We know too well the results of such a huge cut. Twenty-thousand teachers, guidance counselors and school nurses — some of whom have just been hired as we slowly restored the billion-dollar cut of 2011-12 — would lose their jobs. Art, music, science and technology classes — including some that have just been restored — would be eliminated. Standardized test scores, which suffered after the last round of cuts and haven’t risen since, would drop again.
More than ever, the success of our children and economic growth in our state depends on providing high-quality education. And that is impossible when kids in the richest school districts have opportunities that kids in the poorest districts don’t. That our schools are so unequally funded is precisely why some schools in Pennsylvania are nearing the breaking point today, while others have been able to ride out the year with far fewer reductions in teachers and course offerings.
And make no mistake — school funding can make an enormous difference to school success.
The schools in Pennsylvania that are well-funded are also the ones that succeed. And the states that do best in international comparisons are those, like New Jersey and Massachusetts, where the investment is actually higher in schools in low-income communities than in high-income communities.
These are the long-term issues that Mr. Wolf has rightly insisted the Legislature address. There is no doubt that, but for the reluctance of extremists on one side of the aisle in the House to consider voting for any taxes, of any amount, for any purpose, the bipartisan compromise budget the state Senate passed by a 43-7 vote would have passed the House with a bipartisan majority.
Mr. Wolf’s veto of half of the inadequate school-funding bill enacted by the General Assembly is creating short-term problems. But a governor has few tools at his disposal when dealing with a recalcitrant General Assembly unwilling to make the public investments Pennsylvanians need.

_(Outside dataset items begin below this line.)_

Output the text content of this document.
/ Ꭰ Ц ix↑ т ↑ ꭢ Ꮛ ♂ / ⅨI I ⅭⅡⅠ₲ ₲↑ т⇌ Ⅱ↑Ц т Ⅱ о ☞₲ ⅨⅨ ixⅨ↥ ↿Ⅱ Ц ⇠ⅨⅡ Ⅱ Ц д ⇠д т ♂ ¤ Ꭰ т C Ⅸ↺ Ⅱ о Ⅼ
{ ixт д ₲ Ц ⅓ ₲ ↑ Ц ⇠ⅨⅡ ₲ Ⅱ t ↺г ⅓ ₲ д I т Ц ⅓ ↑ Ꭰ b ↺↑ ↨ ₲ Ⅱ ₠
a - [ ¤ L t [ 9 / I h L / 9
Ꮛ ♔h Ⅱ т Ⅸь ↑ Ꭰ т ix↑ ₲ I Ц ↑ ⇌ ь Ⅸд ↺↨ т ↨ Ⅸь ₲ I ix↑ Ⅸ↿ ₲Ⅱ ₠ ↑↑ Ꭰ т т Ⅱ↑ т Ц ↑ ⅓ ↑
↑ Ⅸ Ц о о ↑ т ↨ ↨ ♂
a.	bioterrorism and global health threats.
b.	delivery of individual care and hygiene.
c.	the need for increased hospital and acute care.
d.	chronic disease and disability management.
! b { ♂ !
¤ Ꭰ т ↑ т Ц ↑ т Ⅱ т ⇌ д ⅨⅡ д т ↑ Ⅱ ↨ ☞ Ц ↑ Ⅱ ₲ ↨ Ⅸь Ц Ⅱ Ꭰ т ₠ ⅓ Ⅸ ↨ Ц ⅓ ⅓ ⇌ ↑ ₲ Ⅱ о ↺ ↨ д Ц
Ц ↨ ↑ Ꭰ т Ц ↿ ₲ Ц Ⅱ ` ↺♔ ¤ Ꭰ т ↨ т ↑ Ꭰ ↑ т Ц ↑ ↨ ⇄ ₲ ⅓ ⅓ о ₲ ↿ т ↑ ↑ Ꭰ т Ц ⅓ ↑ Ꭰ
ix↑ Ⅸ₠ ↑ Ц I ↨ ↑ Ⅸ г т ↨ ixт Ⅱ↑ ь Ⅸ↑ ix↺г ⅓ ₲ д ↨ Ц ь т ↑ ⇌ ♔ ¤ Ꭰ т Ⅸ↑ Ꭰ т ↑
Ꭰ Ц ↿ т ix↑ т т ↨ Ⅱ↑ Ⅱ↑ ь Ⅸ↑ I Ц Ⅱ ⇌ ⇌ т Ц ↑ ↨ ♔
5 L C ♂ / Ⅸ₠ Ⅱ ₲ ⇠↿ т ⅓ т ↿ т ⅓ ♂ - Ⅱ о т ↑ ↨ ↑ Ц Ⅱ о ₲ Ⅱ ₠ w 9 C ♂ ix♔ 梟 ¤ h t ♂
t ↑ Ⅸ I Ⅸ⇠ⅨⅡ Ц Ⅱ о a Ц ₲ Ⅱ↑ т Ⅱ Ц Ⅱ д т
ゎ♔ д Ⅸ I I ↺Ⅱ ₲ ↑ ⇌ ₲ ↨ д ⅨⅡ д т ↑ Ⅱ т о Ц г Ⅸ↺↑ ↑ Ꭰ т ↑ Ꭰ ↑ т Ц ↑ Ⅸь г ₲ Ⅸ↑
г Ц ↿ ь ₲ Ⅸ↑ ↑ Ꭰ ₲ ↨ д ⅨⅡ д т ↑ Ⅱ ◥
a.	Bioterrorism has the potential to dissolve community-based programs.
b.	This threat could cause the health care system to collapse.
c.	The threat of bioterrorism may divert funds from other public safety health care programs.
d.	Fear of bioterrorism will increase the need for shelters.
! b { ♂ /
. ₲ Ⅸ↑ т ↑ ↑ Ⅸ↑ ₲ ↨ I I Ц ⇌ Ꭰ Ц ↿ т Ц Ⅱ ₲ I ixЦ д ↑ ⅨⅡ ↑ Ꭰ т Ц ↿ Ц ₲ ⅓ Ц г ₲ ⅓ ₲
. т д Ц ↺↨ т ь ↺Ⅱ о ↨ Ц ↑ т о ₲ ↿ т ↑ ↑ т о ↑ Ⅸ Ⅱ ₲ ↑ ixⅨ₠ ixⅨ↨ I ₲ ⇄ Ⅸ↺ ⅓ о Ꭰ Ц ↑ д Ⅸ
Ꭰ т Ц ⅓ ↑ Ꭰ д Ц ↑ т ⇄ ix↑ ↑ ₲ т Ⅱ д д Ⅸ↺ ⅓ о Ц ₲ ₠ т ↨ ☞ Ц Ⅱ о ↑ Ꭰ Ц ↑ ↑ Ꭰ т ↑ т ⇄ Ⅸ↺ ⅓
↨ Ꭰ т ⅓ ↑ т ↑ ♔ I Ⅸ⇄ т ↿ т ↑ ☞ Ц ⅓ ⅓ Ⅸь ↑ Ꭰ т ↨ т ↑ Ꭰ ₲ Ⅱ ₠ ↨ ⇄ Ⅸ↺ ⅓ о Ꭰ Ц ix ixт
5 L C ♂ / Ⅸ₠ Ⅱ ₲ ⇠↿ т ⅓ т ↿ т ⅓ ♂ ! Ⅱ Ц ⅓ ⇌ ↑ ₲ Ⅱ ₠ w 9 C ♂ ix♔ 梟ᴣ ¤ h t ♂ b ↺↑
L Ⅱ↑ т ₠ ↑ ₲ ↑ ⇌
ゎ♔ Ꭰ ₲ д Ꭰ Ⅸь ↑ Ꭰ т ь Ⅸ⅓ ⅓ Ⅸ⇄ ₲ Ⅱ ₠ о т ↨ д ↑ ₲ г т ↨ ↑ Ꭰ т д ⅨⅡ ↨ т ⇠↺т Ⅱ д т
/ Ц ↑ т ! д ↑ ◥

Editorialists — and, more important, citizens — should remember all the times they have called for political leaders to be willing to risk their careers, take the heat and exert exactly this kind of leadership. Rather than raise the white flag and call for one more inadequate budget, they should stand with the governor and insist that a bipartisan majority pass a responsible budget, one that raises the revenue to fix the structural deficit and supports Pennsylvania’s schools for the long term.
Marc Stier is director of the Pennsylvania Budget and Policy Center.